Parents and students are worried the programs they’ve come to love will disappear or be watered down in the new theme.

“The program lured a lot of great students to the school who are amazingly passionate about it,” said Donna Kneeley, whose children make the long commute from Wake Forest to attend the school. “But we’re losing the passion with all the changes.”

Parents and students say going through yet another leadership change is adding to their fears. Wake swapped principals between Southeast Raleigh High and Zebulon Middle.

Candis Jones is leaving Southeast Raleigh to lead Zebulon Middle. Stephanie Smith is leaving Zebulon Middle to lead Southeast Raleigh.

Jones became the principal at Southeast Raleigh in 2014. Before her, the school saw three principals since 2011.

The fact that Southeast Raleigh is on its fifth principal in the last six years can only mean that either you do not care about the education of my children or you do not care about the success of Southeast Raleigh Magnet High School.

Dawn Blagrove

parent

Caleb Barco, who graduated from Southeast Raleigh in 2015, said his was the “forgotten class” because seniors had three principals in four years.
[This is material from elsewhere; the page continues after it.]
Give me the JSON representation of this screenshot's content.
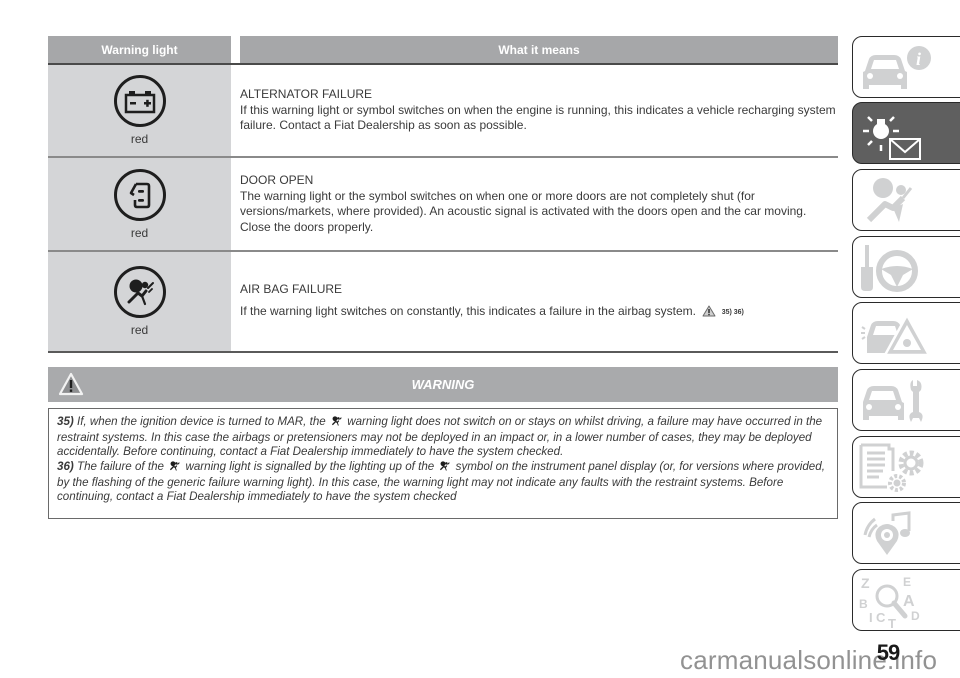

He said he wants his younger siblings at the school to avoid the same fate.

“You can do the wrong thing or do the right thing, and granting stability to this school is the right thing to do,” Barco, now a rising junior at Morehouse College in Atlanta, told school board members.

Blagrove, the parent, noted that she had been at board meetings three years ago raising concerns then about the lack of stability.

“The fact that Southeast Raleigh is on its fifth principal in the last six years can only mean that either you do not care about the education of my children or you do not care about the success of Southeast Raleigh Magnet High School,” she said. “I don’t want to believe that is true.”

Sutton, the school board member, said some of the school’s leadership changes were beyond the district’s control as one principal retired and another was recruited to work in the Charlotte-Mecklenburg school system.

Parents and students, though, say they’re concerned that no one is listening to them.

“Your decisions are impacting us as students and the education that we have,” Jordan Parrott, a rising senior, told school board members. “I just want you to know that we care about the school and we care about what’s happening to it and I just hope that you guys can see that and at least have some care.”

Sutton said a message he heard clearly on Tuesday is the need to improve communication. He’s offered to have regular meetings with parents, students and staff at the school moving forward.

“They want to see things being addressed so that they’re being heard.” Sutton said.